Archbishop Richard's address
at Easter Dawn Service 2016


One of the greatest mistakes that any of us could make about Easter Day is to think that it is the end of anything – a happy ending to the events of Holy Week, which miraculously makes everything fine once again, somehow just as everything was before.

It was, as it happens, a mistake that the apostles and their friends made amidst all the excitement of the Easter event, but this was totally understandable. In John’s Gospel, we read of Mary Magdalene, when she discovers who Jesus is, trying to hang on to him, to reassure herself that everything is back to normal again and has turned out all right, and that things will be as they were before the terrors and horrors of Good Friday. Indeed, she can forget about Good Friday! Jesus tells her not to cling on to him, that he must travel on further, travelling on to his Father and her Father, to his God and her God. In other appearances of our Lord after his resurrection, we read how he abruptly leaves the disciples, just as they are getting used to his presence with them again. And, when two disciples walk with him to Emmaus, we are told that first he gives the definite impression that he has to go on further. And even when they persuade him to stay with them, and they share a meal together, he then vanishes from their sight, just at the crucial moment when they have finally worked out who he is, and what is going on.

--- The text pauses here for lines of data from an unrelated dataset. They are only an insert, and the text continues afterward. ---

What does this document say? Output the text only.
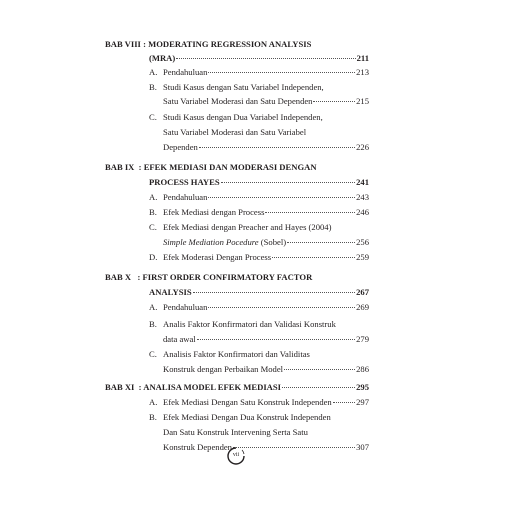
BAB VIII : MODERATING REGRESSION ANALYSIS
(MRA)	211
A. Pendahuluan	213
B. Studi Kasus dengan Satu Variabel Independen,
Satu Variabel Moderasi dan Satu Dependen	215
C. Studi Kasus dengan Dua Variabel Independen,
Satu Variabel Moderasi dan Satu Variabel
Dependen	226
BAB IX : EFEK MEDIASI DAN MODERASI DENGAN
PROCESS HAYES	241
A. Pendahuluan	243
B. Efek Mediasi dengan Process	246
C. Efek Mediasi dengan Preacher and Hayes (2004)
Simple Mediation Pocedure (Sobel)	256
D. Efek Moderasi Dengan Process	259
BAB X : FIRST ORDER CONFIRMATORY FACTOR
ANALYSIS	267
A. Pendahuluan	269
B. Analis Faktor Konfirmatori dan Validasi Konstruk
data awal	279
C. Analisis Faktor Konfirmatori dan Validitas
Konstruk dengan Perbaikan Model	286
BAB XI : ANALISA MODEL EFEK MEDIASI	295
A. Efek Mediasi Dengan Satu Konstruk Independen	297
B. Efek Mediasi Dengan Dua Konstruk Independen
Dan Satu Konstruk Intervening Serta Satu
Konstruk Dependen	307
vii
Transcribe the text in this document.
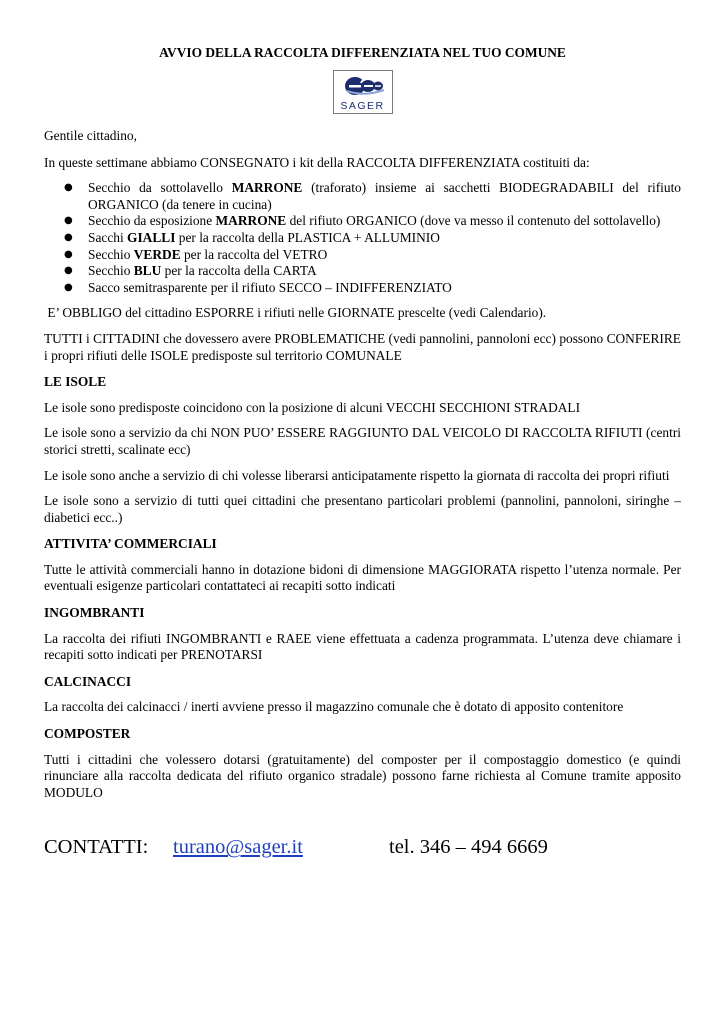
AVVIO DELLA RACCOLTA DIFFERENZIATA NEL TUO COMUNE
SAGER

Gentile cittadino,

In queste settimane abbiamo CONSEGNATO i kit della RACCOLTA DIFFERENZIATA costituiti da:

● Secchio da sottolavello MARRONE (traforato) insieme ai sacchetti BIODEGRADABILI del rifiuto ORGANICO (da tenere in cucina)
● Secchio da esposizione MARRONE del rifiuto ORGANICO (dove va messo il contenuto del sottolavello)
● Sacchi GIALLI per la raccolta della PLASTICA + ALLUMINIO
● Secchio VERDE per la raccolta del VETRO
● Secchio BLU per la raccolta della CARTA
● Sacco semitrasparente per il rifiuto SECCO – INDIFFERENZIATO

E’ OBBLIGO del cittadino ESPORRE i rifiuti nelle GIORNATE prescelte (vedi Calendario).

TUTTI i CITTADINI che dovessero avere PROBLEMATICHE (vedi pannolini, pannoloni ecc) possono CONFERIRE i propri rifiuti delle ISOLE predisposte sul territorio COMUNALE

LE ISOLE

Le isole sono predisposte coincidono con la posizione di alcuni VECCHI SECCHIONI STRADALI

Le isole sono a servizio da chi NON PUO’ ESSERE RAGGIUNTO DAL VEICOLO DI RACCOLTA RIFIUTI (centri storici stretti, scalinate ecc)

Le isole sono anche a servizio di chi volesse liberarsi anticipatamente rispetto la giornata di raccolta dei propri rifiuti

Le isole sono a servizio di tutti quei cittadini che presentano particolari problemi (pannolini, pannoloni, siringhe – diabetici ecc..)

ATTIVITA’ COMMERCIALI

Tutte le attività commerciali hanno in dotazione bidoni di dimensione MAGGIORATA rispetto l’utenza normale. Per eventuali esigenze particolari contattateci ai recapiti sotto indicati

INGOMBRANTI

La raccolta dei rifiuti INGOMBRANTI e RAEE viene effettuata a cadenza programmata. L’utenza deve chiamare i recapiti sotto indicati per PRENOTARSI

CALCINACCI

La raccolta dei calcinacci / inerti avviene presso il magazzino comunale che è dotato di apposito contenitore

COMPOSTER

Tutti i cittadini che volessero dotarsi (gratuitamente) del composter per il compostaggio domestico (e quindi rinunciare alla raccolta dedicata del rifiuto organico stradale) possono farne richiesta al Comune tramite apposito MODULO

CONTATTI: turano@sager.it	tel. 346 – 494 6669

Easter, for you and me as for the first disciples, is not about having Jesus back again with things as they were in the past. We are told very clearly in those resurrection stories that when we think we have Jesus all worked out, when we think we have him where we want him, somehow ‘boxed in’ or even caged within our understanding, he moves on further and goes away ahead of us. This is part of the excitement of the Christian journey, the pilgrimage that every one of us is called to join. The risen Jesus Christ won’t be ‘held onto’, as Mary Magdalene wanted to hold on to him, or as the disciples wished him to stay with them in an upper room or on a Galilean mountain top, or as another two disciples wanted him to stay on at Emmaus.

It is very easy for us to try to worship a Jesus who is within our grasp and, even more easy, to serve a Jesus Christ who does not disturb us constantly, a Jesus Christ who fits in with our picture of him, and only where we want him to fit in! This is not the Jesus Christ of the Gospels. It is not the Jesus Christ of the Easter message.

Jesus always calls us to travel on further with him. He calls us to bring others with us as companions on this journey. He tells Mary Magdalene to go and to tell the disciples the news of Easter. He tells others that he will meet up with them in Galilee if they go there. He tells Peter that he must go elsewhere and feed the sheep of Christ. There is no standing still in the Easter faith. There is always a journey to take. If we will not journey on with Christ, he will leave us behind, not because he wants to, but because we want to stay by ourselves without him. What he is saying to us, ‘Do not cling to me in order to support your own prejudices or desires, but rather follow me on a mission.’

And this journeying, this pilgrimage may take us to strange and difficult places. St Peter is taken to a place where he has to change his mind completely about what the boundaries of the Christian Church might be. He doesn’t find this change of mind easy, as we know, but it transforms the whole mission of the Church, and outsiders now become the same as insiders. The labels no longer matter. The Christian journey takes St Paul not only to Damascus but all over the known world, preaching the revolutionary Gospel that God loves all people, and that in him there is no distinction between Jews and non-Jews, those who are slaves or free, male or female, like us or not like us, but all are those for whom Christ died and was raised from the dead.

Yes, the Easter journey may indeed take us to places and people we never thought we could know and love in the name of Jesus Christ, but it may also be a journey of a different kind. It may also be a journey that forces us to come to know ourselves, to acknowledge what within us is hindering our growth in Christ. To be able to face up to the guilts, the fears, the obsessions, the self-obsessiveness and often the self-righteousness that are the roads into a bottomless pit of self-pity and self-centredness, and to allow Christ to transfigure these, so that we too are risen with him beyond the chains of spiritual death.

If Jesus Christ is risen in us, we must walk with him in the light of his resurrection, never contented with what we are and where we are, but always seeking to find him in others, to bring others to him, and within our own lives and with his grace to destroy everything that takes us on any journey away from his love and his forgiveness. Easter is not the end of anything, but the beginning of a wonderful journey with Jesus Christ.